The views expressed in this article are the views of the author.
I remember shortly after the elections in 2016, I got a lot of flak for supporting Bernie Sanders in the primaries but not Hillary Clinton in the general. I am certainly not the only one to experience this. In the wake of that election, a number of thought pieces ran online, in the media and even in Clinton’s own biography which pushed a persistent narrative of how the election was lost by the interference (or, lack thereof) of Bernie Sanders and his supporters.
It is no surprise, then, with another election approaching and Sanders once again running, that many of the same pundits who blamed us for Clinton’s loss are now asking if we have “learned our lesson” and will finally vote for whoever it is the Democrats run in 2020. For me, at least, my answer is simple: no, I will not.
If my vote, or rather, if the vote of progressives who back Sanders is essential to winning in 2020 then the Democrats need to run someone we support. Instead, we are met with a terrible sense of entitlement from the establishment that begins with the assumption that anyone the Democrats run is worth voting for simply because they are Democrats. This political worldview is toxic, and buying into it denies me and other voters on the left of the DNC a scant amount of agency that still remains in this political system.

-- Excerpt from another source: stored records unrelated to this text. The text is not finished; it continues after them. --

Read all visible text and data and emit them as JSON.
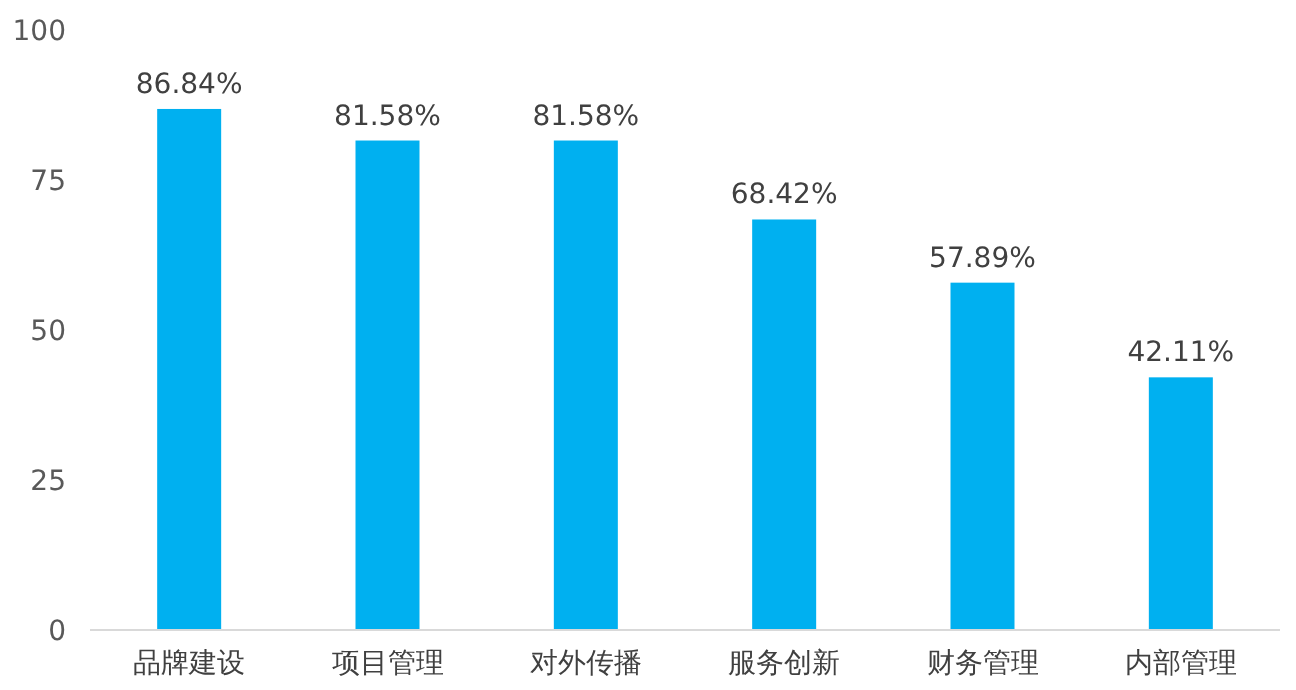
{
  "chart_data": {
    "type": "bar",
    "categories": [
      "品牌建设",
      "项目管理",
      "对外传播",
      "服务创新",
      "财务管理",
      "内部管理"
    ],
    "values": [
      86.84,
      81.58,
      81.58,
      68.42,
      57.89,
      42.11
    ],
    "value_labels": [
      "86.84%",
      "81.58%",
      "81.58%",
      "68.42%",
      "57.89%",
      "42.11%"
    ],
    "color": "#00b0f0",
    "ylim": [
      0,
      100
    ],
    "yticks": [
      0,
      25,
      50,
      75,
      100
    ]
  }
}
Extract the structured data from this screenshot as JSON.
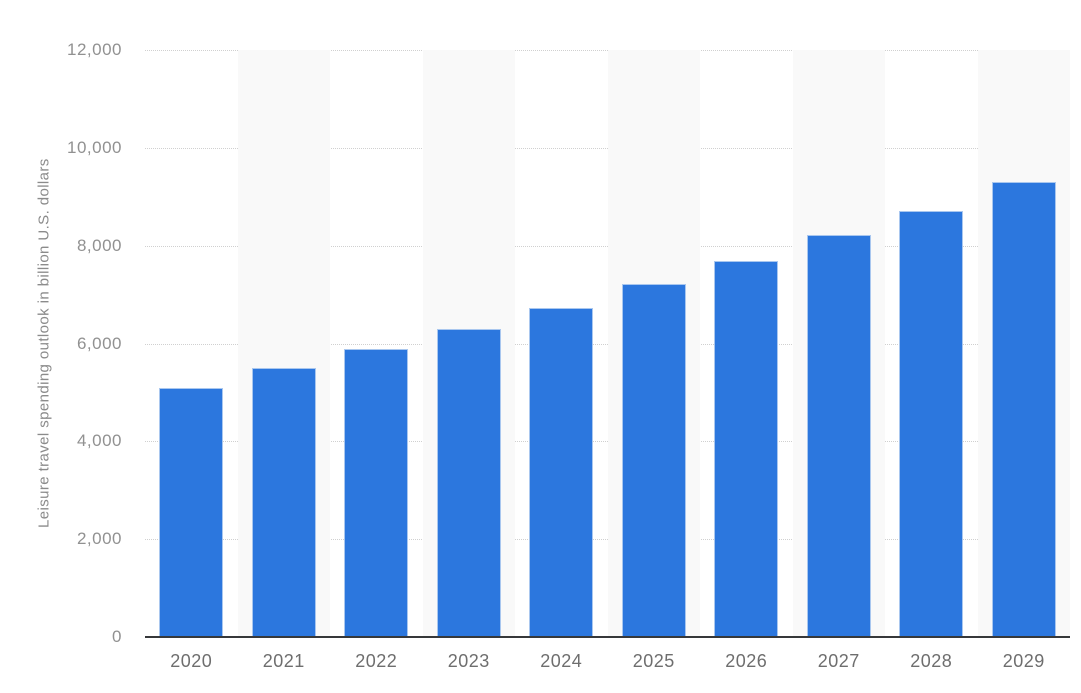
{
  "chart_data": {
    "type": "bar",
    "title": "",
    "xlabel": "",
    "ylabel": "Leisure travel spending outlook in billion U.S. dollars",
    "categories": [
      "2020",
      "2021",
      "2022",
      "2023",
      "2024",
      "2025",
      "2026",
      "2027",
      "2028",
      "2029"
    ],
    "values": [
      5100,
      5500,
      5890,
      6300,
      6730,
      7220,
      7690,
      8220,
      8710,
      9300
    ],
    "ylim": [
      0,
      12000
    ],
    "yticks": [
      0,
      2000,
      4000,
      6000,
      8000,
      10000,
      12000
    ],
    "ytick_labels": [
      "0",
      "2,000",
      "4,000",
      "6,000",
      "8,000",
      "10,000",
      "12,000"
    ],
    "grid": "horizontal-dotted",
    "legend_position": "none",
    "colors": {
      "bar": "#2c77de",
      "bar_edge": "#a9c7ef",
      "band": "#f9f9f9",
      "gridline": "#d0d0d0",
      "axis_line": "#36383a",
      "ytick_text": "#919191",
      "xtick_text": "#6e6e6e",
      "ylabel_text": "#8b8b8b"
    }
  }
}
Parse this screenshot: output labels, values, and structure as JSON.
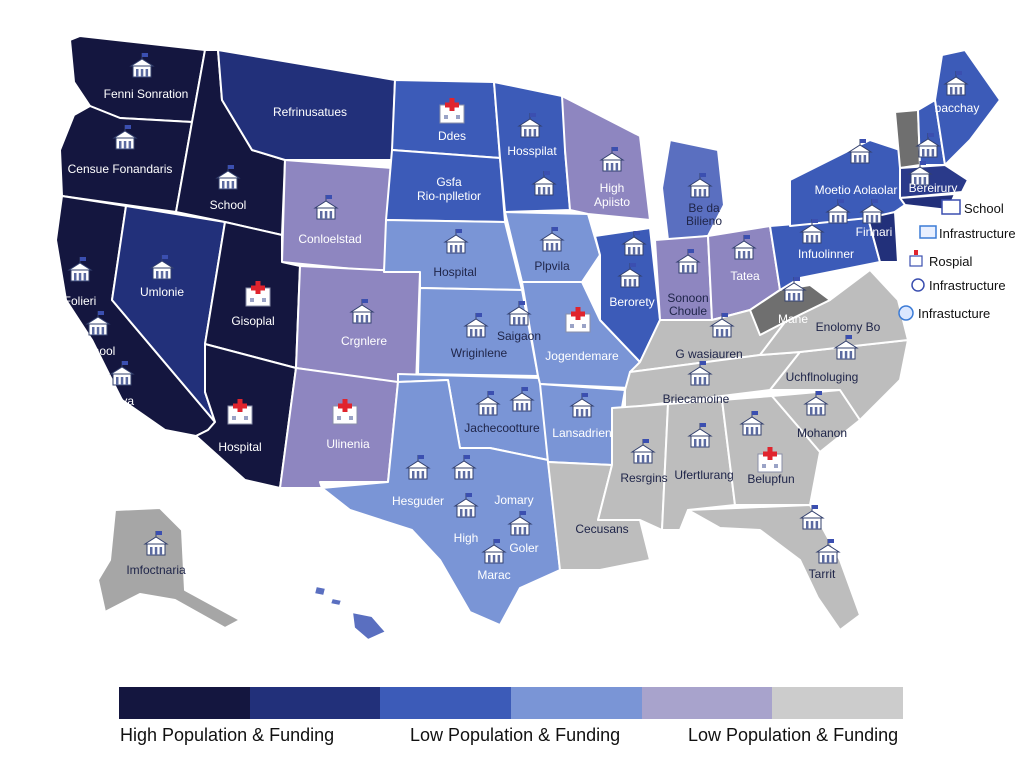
{
  "colors": {
    "tier1": "#14163f",
    "tier2": "#22307a",
    "tier3": "#3c5bb8",
    "tier4": "#7a95d6",
    "tier5": "#8e86c0",
    "tier6": "#bdbdbd",
    "mid": "#5a6fc0",
    "alaska": "#a6a6a6",
    "wv": "#6f6f6f",
    "ne_dark": "#2a3a8a"
  },
  "labels": {
    "wa": "Fenni Sonration",
    "or": "Censue Fonandaris",
    "ca1": "Folieri",
    "ca2": "School",
    "ca3": "nava",
    "nv": "Umlonie",
    "id": "School",
    "mt": "Refrinusatues",
    "wy": "Conloelstad",
    "ut": "Gisoplal",
    "az": "Hospital",
    "co": "Crgnlere",
    "nm": "Ulinenia",
    "nd": "Ddes",
    "sd1": "Gsfa",
    "sd2": "Rio-nplletior",
    "ne": "Hospital",
    "ks": "Wriginlene",
    "ok": "Jachecootture",
    "tx1": "Hesguder",
    "tx2": "Jomary",
    "tx3": "High",
    "tx4": "Goler",
    "tx5": "Marac",
    "mn": "Hosspilat",
    "ia": "Plpvila",
    "mo": "Jogendemare",
    "mo2": "Saigaon",
    "ar": "Lansadrien",
    "wi1": "High",
    "wi2": "Apiisto",
    "mi1": "Be da",
    "mi2": "Bilieno",
    "il": "Berorety",
    "in1": "Sonoon",
    "in2": "Choule",
    "oh": "Tatea",
    "pa": "Infuolinner",
    "ny": "Moetio Aolaolar",
    "ma": "Bereirury",
    "me": "bacchay",
    "wv": "Mane",
    "va": "Enolomy Bo",
    "ky": "G wasiauren",
    "nc": "Uchflnoluging",
    "tn": "Briecamoine",
    "ms": "Resrgins",
    "al": "Ufertlurang",
    "ga": "Belupfun",
    "sc": "Mohanon",
    "la": "Cecusans",
    "fl": "Tarrit",
    "ak": "Imfoctnaria",
    "nj": "Finnari"
  },
  "side_labels": {
    "school": "School",
    "infra1": "Infrastructure",
    "rospial": "Rospial",
    "infra2": "Infrastructure",
    "infra3": "Infrastucture"
  },
  "legend": {
    "label1": "High Population & Funding",
    "label2": "Low Population & Funding",
    "label3": "Low Population & Funding"
  }
}
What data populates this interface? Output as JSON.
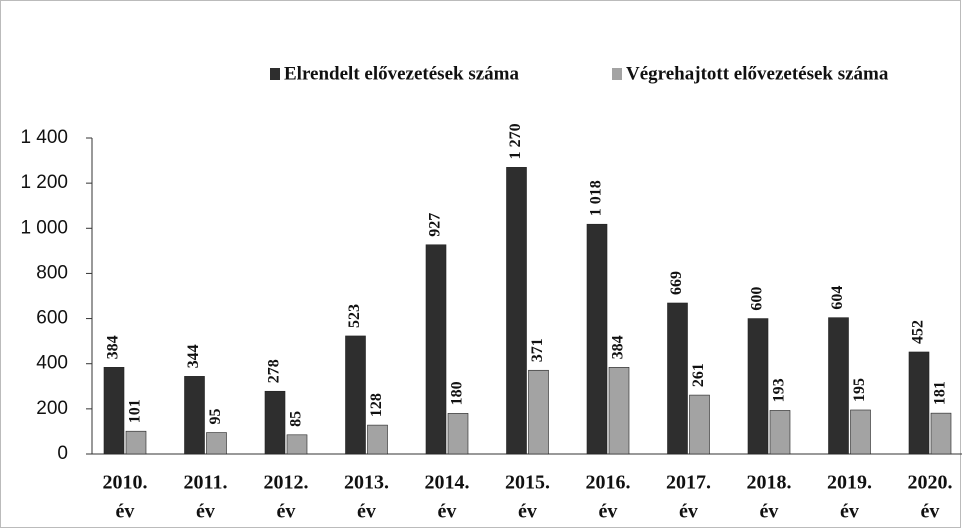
{
  "chart_data": {
    "type": "bar",
    "categories": [
      [
        "2010.",
        "év"
      ],
      [
        "2011.",
        "év"
      ],
      [
        "2012.",
        "év"
      ],
      [
        "2013.",
        "év"
      ],
      [
        "2014.",
        "év"
      ],
      [
        "2015.",
        "év"
      ],
      [
        "2016.",
        "év"
      ],
      [
        "2017.",
        "év"
      ],
      [
        "2018.",
        "év"
      ],
      [
        "2019.",
        "év"
      ],
      [
        "2020.",
        "év"
      ]
    ],
    "series": [
      {
        "name": "Elrendelt elővezetések száma",
        "color": "#2e2e2e",
        "values": [
          384,
          344,
          278,
          523,
          927,
          1270,
          1018,
          669,
          600,
          604,
          452
        ],
        "value_labels": [
          "384",
          "344",
          "278",
          "523",
          "927",
          "1 270",
          "1 018",
          "669",
          "600",
          "604",
          "452"
        ]
      },
      {
        "name": "Végrehajtott elővezetések száma",
        "color": "#a3a3a3",
        "values": [
          101,
          95,
          85,
          128,
          180,
          371,
          384,
          261,
          193,
          195,
          181
        ]
      }
    ],
    "ylim": [
      0,
      1400
    ],
    "yticks": [
      0,
      200,
      400,
      600,
      800,
      {
        "value": 1000,
        "label": "1 000"
      },
      {
        "value": 1200,
        "label": "1 200"
      },
      {
        "value": 1400,
        "label": "1 400"
      }
    ],
    "legend": "top"
  }
}
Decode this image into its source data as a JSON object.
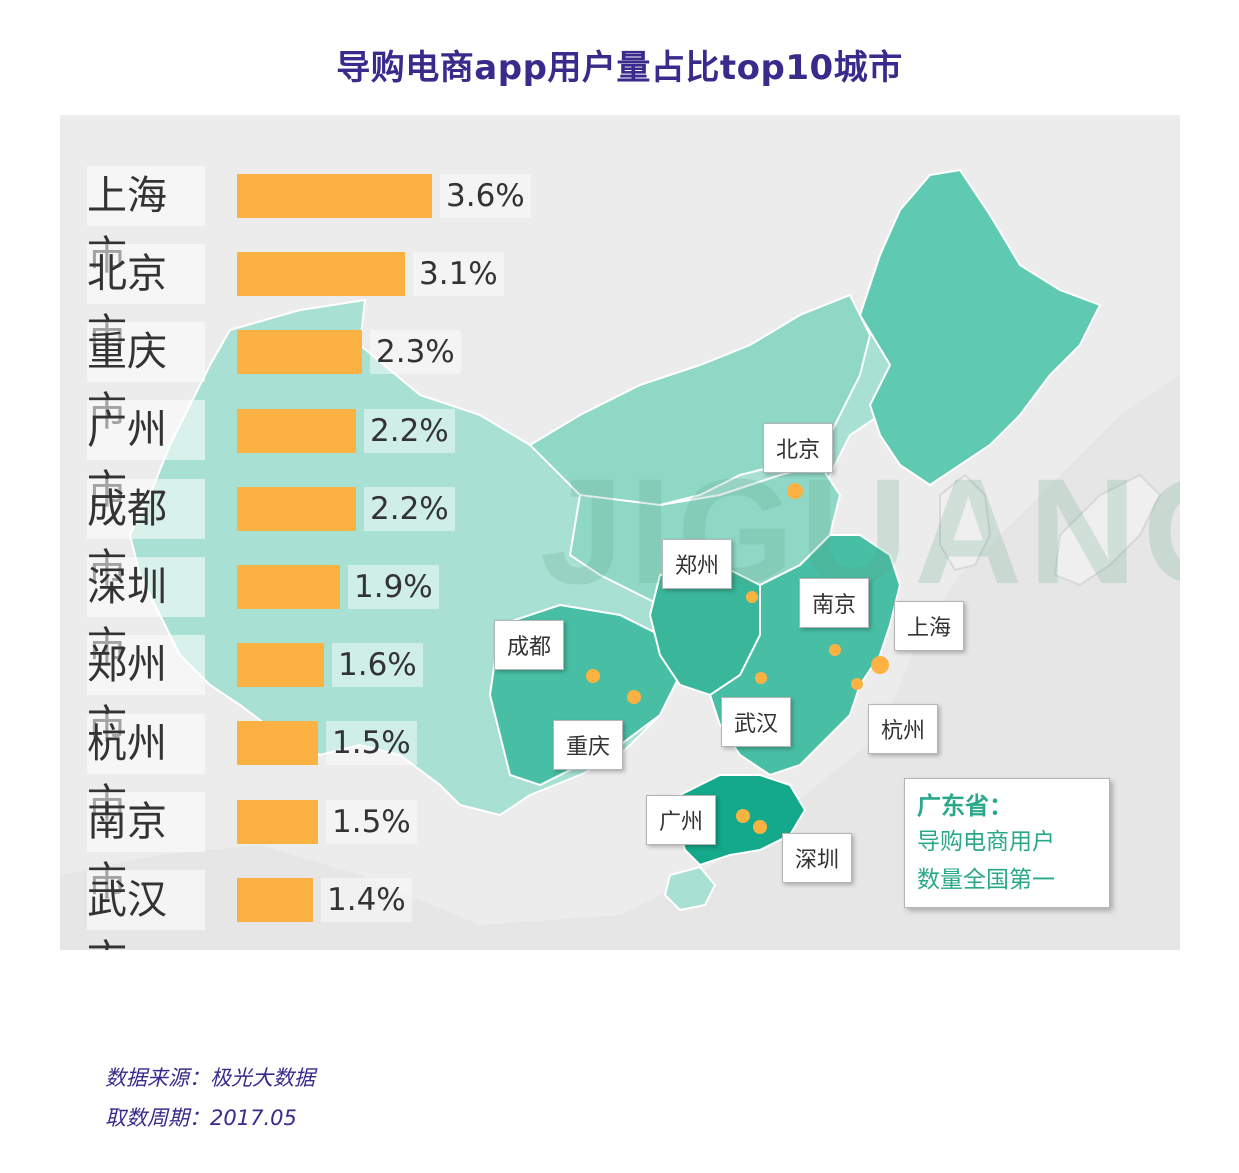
{
  "title": "导购电商app用户量占比top10城市",
  "colors": {
    "bar": "#fcb243",
    "title": "#3a2a8c",
    "accent": "#2aa88a",
    "map_bg": "#e3e3e3"
  },
  "chart_data": {
    "type": "bar",
    "orientation": "horizontal",
    "categories": [
      "上海市",
      "北京市",
      "重庆市",
      "广州市",
      "成都市",
      "深圳市",
      "郑州市",
      "杭州市",
      "南京市",
      "武汉市"
    ],
    "values": [
      3.6,
      3.1,
      2.3,
      2.2,
      2.2,
      1.9,
      1.6,
      1.5,
      1.5,
      1.4
    ],
    "value_labels": [
      "3.6%",
      "3.1%",
      "2.3%",
      "2.2%",
      "2.2%",
      "1.9%",
      "1.6%",
      "1.5%",
      "1.5%",
      "1.4%"
    ],
    "unit": "%"
  },
  "map_labels": [
    "北京",
    "郑州",
    "南京",
    "上海",
    "成都",
    "武汉",
    "杭州",
    "重庆",
    "广州",
    "深圳"
  ],
  "watermark": "JIGUANG",
  "callout": {
    "title": "广东省：",
    "line1": "导购电商用户",
    "line2": "数量全国第一"
  },
  "footer": {
    "source": "数据来源：极光大数据",
    "period": "取数周期：2017.05"
  }
}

This is not a radical idea anywhere except in the US. Certainly, in 2015, Britain’s largest progressive party, Labour, was in an eerily similar situation. They had lost 26 seats in parliament while under the leadership of center-leaning establishment politicians, due in large part to more progressive voters swinging to other parties or staying home. The response of the Labour party was to embrace the Left and adopt a socialist as their party leader, which gained them 30 seats in the very next election.
In sharp contrast, the Democratic Party seems to have done little more than demand “unity” from its members, though seemingly only in one direction. While we most definitely might see calls for “unity” when the racists are exposed within the party, they were nowhere to be seen when top Democrats condemned Ilhan Omar or when some Democratic senators joined their Republican colleagues to attack the Green New Deal.
Frankly, this is the real spot where Clinton failed in 2016. She ran a campaign that did not even visit many of the supposedly solid blue states that swung for Trump because she assumed she had their support. She made no real attempts to reach out across the political divide within the party, doubling down by selecting a running mate that was even further right than she was, largely again out of this assumption that everyone who was inspired by Sanders’ message would then vote for her.
The fact is, if the Democrats want to win in 2020 they need to inspire voters and reach out to their progressive base, not just assume that that base will support them. If Clinton lost the election in 2016 because she lacked the votes of Sanders supporters, the responsibility was on her to have secured those votes. If she was unable to gain that support, she was a weak nominee who should not have been the nominated in the first place, and the same very well may be true in 2020.
For all the drama that came of 2016, one thing must be clear: if the Democrats need Sanders supporters to win their election then they should work to earn those votes. Or, failing that, they could just run Sanders because he has already put in the effort to earn my vote.